Le «get out the vote» ne sera jamais français
Il y a des limites à l’espace disponible pour l’Obamamania ambiante dans la politique française. Les lois rigoureuses sur le respect de la vie privée prévalant dans le pays restreignent la possibilité de collecter le genre d’informations personnelles nécessaires pour trier les électeurs et pister leur participation individuelle, et le système politique n’a pas assez d’argent ni l’expertise statistique suffisante pour être à la hauteur de ce dont disposent les cibleurs américains (un ancien enquêteur partisan de Sarkozy, inspiré par un voyage aux États-Unis lors duquel il rencontra Karl Rove, passa une année à tenter de rassembler des ressources pour constituer un fichier électoral national rudimentaire, projet qu’il finit par abandonner après avoir échoué à trouver des soutiens financiers. Il espère que le parti pourra le reprendre à temps pour les prochaines élections présidentielles, en 2017).
Aussi fort que soit l’engagement envers les principes de mobilisation, rien ne pourra jamais traduire le concept américain «get out the vote [allez chercher les voix]» en français.
Les lois électorales exigent que cesse toute activité politique à minuit le vendredi précédant l’élection, ce qui signifie que pendant les deux derniers jours, on n’y assiste pas à la frénésie américaine de rappels pré-élections ni à la mise à disposition de camionnettes et de bus pour emmener les électeurs aux bureaux de vote.

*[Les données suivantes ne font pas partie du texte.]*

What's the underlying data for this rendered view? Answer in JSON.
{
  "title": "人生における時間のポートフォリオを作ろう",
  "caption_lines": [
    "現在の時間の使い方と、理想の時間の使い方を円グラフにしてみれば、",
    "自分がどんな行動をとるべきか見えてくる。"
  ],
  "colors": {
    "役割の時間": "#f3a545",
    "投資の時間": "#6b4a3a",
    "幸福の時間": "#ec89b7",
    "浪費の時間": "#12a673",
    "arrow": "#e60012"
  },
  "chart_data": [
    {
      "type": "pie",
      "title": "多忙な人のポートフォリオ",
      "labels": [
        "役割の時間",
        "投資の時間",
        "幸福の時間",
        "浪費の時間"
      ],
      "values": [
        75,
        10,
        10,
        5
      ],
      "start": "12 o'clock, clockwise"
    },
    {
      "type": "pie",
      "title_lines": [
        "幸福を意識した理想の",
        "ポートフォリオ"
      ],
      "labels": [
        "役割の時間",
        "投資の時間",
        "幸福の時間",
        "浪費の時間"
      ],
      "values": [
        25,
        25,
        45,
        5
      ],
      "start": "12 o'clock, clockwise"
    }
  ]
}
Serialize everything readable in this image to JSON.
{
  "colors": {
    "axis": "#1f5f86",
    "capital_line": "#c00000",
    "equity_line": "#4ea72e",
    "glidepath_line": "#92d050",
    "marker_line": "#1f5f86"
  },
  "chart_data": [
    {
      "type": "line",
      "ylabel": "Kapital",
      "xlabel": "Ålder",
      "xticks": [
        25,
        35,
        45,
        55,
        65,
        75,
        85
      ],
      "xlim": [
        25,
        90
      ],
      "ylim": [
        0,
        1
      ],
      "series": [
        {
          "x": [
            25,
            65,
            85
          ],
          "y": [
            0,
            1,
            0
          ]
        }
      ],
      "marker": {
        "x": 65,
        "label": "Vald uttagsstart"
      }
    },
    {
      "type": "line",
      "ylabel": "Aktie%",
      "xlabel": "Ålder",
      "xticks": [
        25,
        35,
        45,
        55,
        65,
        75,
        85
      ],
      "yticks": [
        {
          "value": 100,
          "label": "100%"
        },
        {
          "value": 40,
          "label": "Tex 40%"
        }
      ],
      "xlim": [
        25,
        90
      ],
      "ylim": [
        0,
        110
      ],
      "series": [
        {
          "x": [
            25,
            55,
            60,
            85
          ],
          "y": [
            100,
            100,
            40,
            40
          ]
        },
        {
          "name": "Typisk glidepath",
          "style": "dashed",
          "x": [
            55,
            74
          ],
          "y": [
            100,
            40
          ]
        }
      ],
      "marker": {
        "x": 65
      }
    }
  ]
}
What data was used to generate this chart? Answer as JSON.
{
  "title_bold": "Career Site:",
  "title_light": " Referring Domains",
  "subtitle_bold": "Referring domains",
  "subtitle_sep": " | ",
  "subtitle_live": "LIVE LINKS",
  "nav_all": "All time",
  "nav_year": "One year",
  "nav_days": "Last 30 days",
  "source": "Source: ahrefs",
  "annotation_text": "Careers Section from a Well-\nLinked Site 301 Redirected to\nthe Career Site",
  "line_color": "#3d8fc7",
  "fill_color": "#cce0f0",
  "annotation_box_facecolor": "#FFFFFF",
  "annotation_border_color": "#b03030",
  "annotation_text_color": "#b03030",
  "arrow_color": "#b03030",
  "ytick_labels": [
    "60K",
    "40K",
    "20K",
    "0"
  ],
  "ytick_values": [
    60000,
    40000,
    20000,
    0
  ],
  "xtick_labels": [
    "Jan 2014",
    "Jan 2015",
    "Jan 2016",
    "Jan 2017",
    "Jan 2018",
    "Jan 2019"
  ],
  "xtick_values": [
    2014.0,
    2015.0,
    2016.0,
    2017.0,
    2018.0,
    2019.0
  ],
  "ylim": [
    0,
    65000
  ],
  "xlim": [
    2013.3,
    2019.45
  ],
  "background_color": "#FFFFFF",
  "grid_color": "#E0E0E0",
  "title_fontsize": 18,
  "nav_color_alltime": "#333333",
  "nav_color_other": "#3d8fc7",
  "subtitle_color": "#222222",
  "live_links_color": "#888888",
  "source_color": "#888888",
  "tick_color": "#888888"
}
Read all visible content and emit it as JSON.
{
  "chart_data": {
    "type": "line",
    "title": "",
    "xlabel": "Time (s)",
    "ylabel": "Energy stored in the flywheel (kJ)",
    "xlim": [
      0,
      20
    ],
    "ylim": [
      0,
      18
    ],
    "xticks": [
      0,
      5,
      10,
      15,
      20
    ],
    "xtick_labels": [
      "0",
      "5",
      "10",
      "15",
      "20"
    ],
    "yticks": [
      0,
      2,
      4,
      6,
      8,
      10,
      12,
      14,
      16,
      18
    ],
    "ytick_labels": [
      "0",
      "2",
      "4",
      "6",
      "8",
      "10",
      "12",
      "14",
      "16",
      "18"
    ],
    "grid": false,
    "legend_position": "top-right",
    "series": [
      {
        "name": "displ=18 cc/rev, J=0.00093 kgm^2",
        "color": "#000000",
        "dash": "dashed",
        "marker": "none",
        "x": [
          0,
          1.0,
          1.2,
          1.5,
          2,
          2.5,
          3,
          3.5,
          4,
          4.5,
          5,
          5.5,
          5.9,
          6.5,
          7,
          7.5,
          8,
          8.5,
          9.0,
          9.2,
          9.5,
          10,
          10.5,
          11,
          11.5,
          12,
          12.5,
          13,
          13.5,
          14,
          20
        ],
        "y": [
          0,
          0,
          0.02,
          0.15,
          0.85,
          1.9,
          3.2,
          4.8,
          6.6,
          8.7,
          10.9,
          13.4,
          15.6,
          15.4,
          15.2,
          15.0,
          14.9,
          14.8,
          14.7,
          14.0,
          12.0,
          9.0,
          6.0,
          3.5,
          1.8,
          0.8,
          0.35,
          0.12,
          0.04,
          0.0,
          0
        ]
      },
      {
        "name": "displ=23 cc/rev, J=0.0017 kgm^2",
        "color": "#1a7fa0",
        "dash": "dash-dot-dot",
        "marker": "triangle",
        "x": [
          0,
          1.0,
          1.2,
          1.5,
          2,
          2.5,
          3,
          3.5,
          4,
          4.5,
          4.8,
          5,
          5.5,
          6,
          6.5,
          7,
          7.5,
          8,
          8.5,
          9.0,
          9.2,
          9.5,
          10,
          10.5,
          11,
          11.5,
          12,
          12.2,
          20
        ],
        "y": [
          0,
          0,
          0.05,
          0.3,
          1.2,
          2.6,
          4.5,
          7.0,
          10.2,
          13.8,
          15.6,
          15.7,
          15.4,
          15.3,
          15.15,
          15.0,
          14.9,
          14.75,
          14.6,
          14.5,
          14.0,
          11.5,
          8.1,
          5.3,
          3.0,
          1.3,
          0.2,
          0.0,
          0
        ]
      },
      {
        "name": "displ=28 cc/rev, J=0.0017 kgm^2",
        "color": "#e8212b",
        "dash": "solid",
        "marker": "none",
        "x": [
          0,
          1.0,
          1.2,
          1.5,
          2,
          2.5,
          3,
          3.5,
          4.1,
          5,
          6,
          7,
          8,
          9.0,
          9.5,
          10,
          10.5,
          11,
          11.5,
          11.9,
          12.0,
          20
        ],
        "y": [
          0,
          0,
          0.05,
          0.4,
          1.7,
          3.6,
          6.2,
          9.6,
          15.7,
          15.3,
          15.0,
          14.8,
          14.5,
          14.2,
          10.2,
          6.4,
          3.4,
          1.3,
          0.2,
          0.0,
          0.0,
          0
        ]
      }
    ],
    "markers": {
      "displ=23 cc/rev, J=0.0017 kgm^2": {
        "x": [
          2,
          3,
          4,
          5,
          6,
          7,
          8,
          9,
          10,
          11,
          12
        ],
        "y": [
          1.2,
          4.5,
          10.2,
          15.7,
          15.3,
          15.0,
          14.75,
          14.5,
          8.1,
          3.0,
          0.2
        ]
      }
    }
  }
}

«Il est assez parlant que la perception française du vote soit que vous obtenez toutes les informations et qu’ensuite vous disposez de 48 heures pour y réfléchir et prendre votre décision», estime Pons. La troïka avait prévu de passer le week-end à faire du sport et à se reposer, avant de repartir dès lundi pour deux semaines de sprint jusqu’au second tour et au graal des 5 millions de portes.